Weiden in der Oberpfalz
09.05.2019 - 11:46 Uhr

Alle in einem Boot

„Vor drei Jahren hätten wohl bei der Thematik Flüchtlinge die Stühle nicht ausgereicht.“ KEB-Kreisvorsitzender Peter Schönberger eröffnete den Abend zum Vortrag „Refugees welcome! Eine Herausforderung − nicht zuletzt für Christen“.

von FSB
Michael Gmelch bei seinem Vortrag. Bild: fsb
Michael Gmelch bei seinem Vortrag.

Mit dem Referat startete die Ausstellung „Alle in einem Boot. Karikaturen zu Afrika und Europa“, die bis Ende Mai zu besichtigen ist.
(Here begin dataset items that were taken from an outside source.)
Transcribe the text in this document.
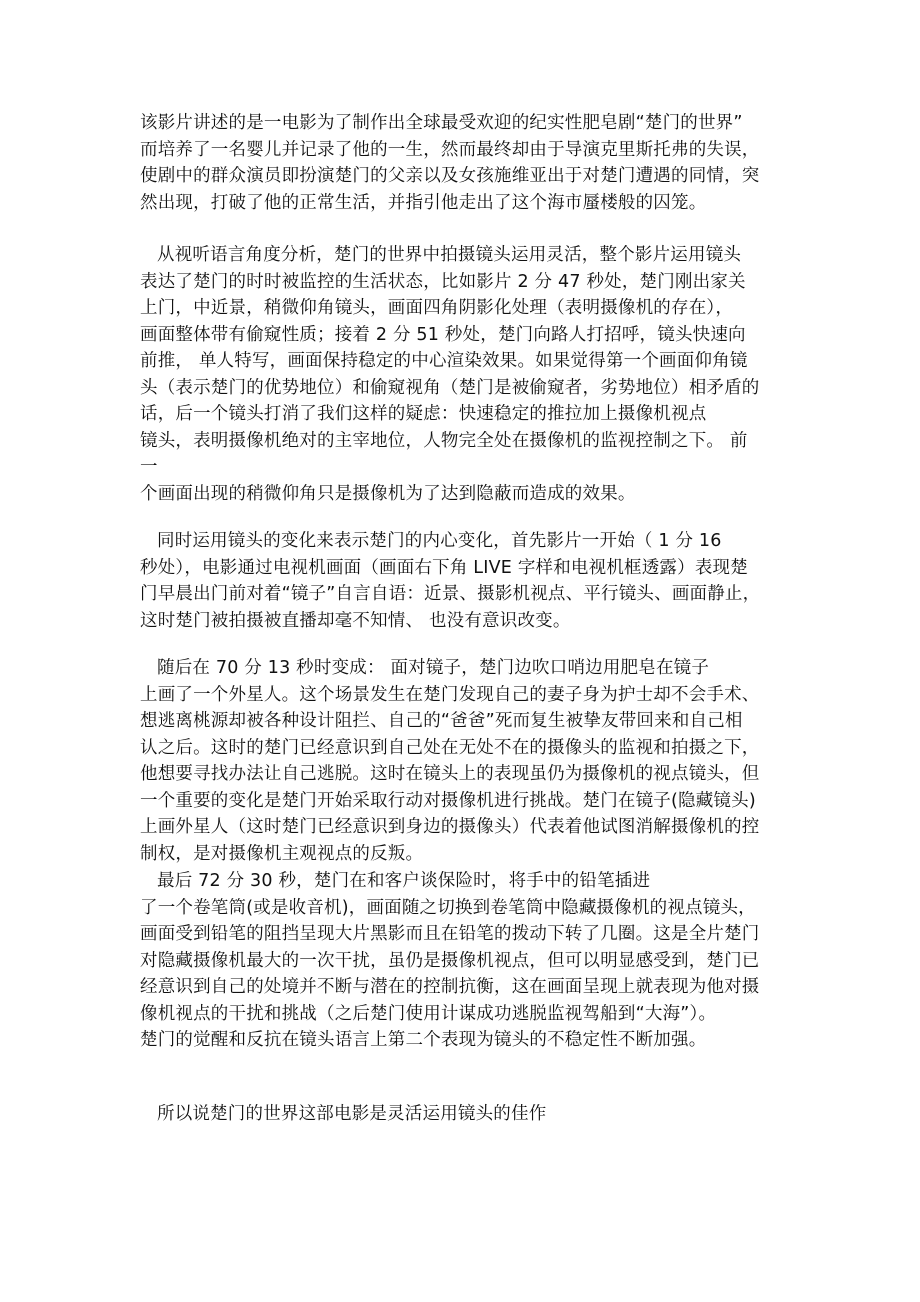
该影片讲述的是一电影为了制作出全球最受欢迎的纪实性肥皂剧“楚门的世界”
而培养了一名婴儿并记录了他的一生，然而最终却由于导演克里斯托弗的失误，
使剧中的群众演员即扮演楚门的父亲以及女孩施维亚出于对楚门遭遇的同情，突
然出现，打破了他的正常生活，并指引他走出了这个海市蜃楼般的囚笼。
从视听语言角度分析，楚门的世界中拍摄镜头运用灵活，整个影片运用镜头
表达了楚门的时时被监控的生活状态，比如影片 2 分 47 秒处，楚门刚出家关
上门，中近景，稍微仰角镜头，画面四角阴影化处理（表明摄像机的存在），
画面整体带有偷窥性质；接着 2 分 51 秒处，楚门向路人打招呼，镜头快速向
前推， 单人特写，画面保持稳定的中心渲染效果。如果觉得第一个画面仰角镜
头（表示楚门的优势地位）和偷窥视角（楚门是被偷窥者，劣势地位）相矛盾的
话，后一个镜头打消了我们这样的疑虑：快速稳定的推拉加上摄像机视点
镜头，表明摄像机绝对的主宰地位，人物完全处在摄像机的监视控制之下。 前
一
个画面出现的稍微仰角只是摄像机为了达到隐蔽而造成的效果。
同时运用镜头的变化来表示楚门的内心变化，首先影片一开始（ 1 分 16
秒处），电影通过电视机画面（画面右下角 LIVE 字样和电视机框透露）表现楚
门早晨出门前对着“镜子”自言自语：近景、摄影机视点、平行镜头、画面静止，
这时楚门被拍摄被直播却毫不知情、 也没有意识改变。
随后在 70 分 13 秒时变成： 面对镜子，楚门边吹口哨边用肥皂在镜子
上画了一个外星人。这个场景发生在楚门发现自己的妻子身为护士却不会手术、
想逃离桃源却被各种设计阻拦、自己的“爸爸”死而复生被挚友带回来和自己相
认之后。这时的楚门已经意识到自己处在无处不在的摄像头的监视和拍摄之下，
他想要寻找办法让自己逃脱。这时在镜头上的表现虽仍为摄像机的视点镜头，但
一个重要的变化是楚门开始采取行动对摄像机进行挑战。楚门在镜子(隐藏镜头)
上画外星人（这时楚门已经意识到身边的摄像头）代表着他试图消解摄像机的控
制权，是对摄像机主观视点的反叛。
最后 72 分 30 秒，楚门在和客户谈保险时，将手中的铅笔插进
了一个卷笔筒(或是收音机)，画面随之切换到卷笔筒中隐藏摄像机的视点镜头，
画面受到铅笔的阻挡呈现大片黑影而且在铅笔的拨动下转了几圈。这是全片楚门
对隐藏摄像机最大的一次干扰，虽仍是摄像机视点，但可以明显感受到，楚门已
经意识到自己的处境并不断与潜在的控制抗衡，这在画面呈现上就表现为他对摄
像机视点的干扰和挑战（之后楚门使用计谋成功逃脱监视驾船到“大海”）。
楚门的觉醒和反抗在镜头语言上第二个表现为镜头的不稳定性不断加强。
所以说楚门的世界这部电影是灵活运用镜头的佳作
Referent war Michael Gmelch. Er ist Militärdekan an der Universität der Bundeswehr in München. Zuvor war er unter anderem Dozent an der Offizierschule der Marine in Flensburg. In dieser Zeit war er auch beruflich mit dem Segelschulschiff Gorch Fock unterwegs und hatte Auslandseinsätze an Bord von Marineschiffen. Noch bevor die große Flüchtlingswelle Europa erreichte, begegnete er als Bordseelsorger und Mitglied des Verpflegungstrupps vor der Küste Libyens und auf der Flüchtlingsinsel Lampedusa der Hoffnung und Verzweiflung der Menschen, die vor Krieg und Terror geflohen waren.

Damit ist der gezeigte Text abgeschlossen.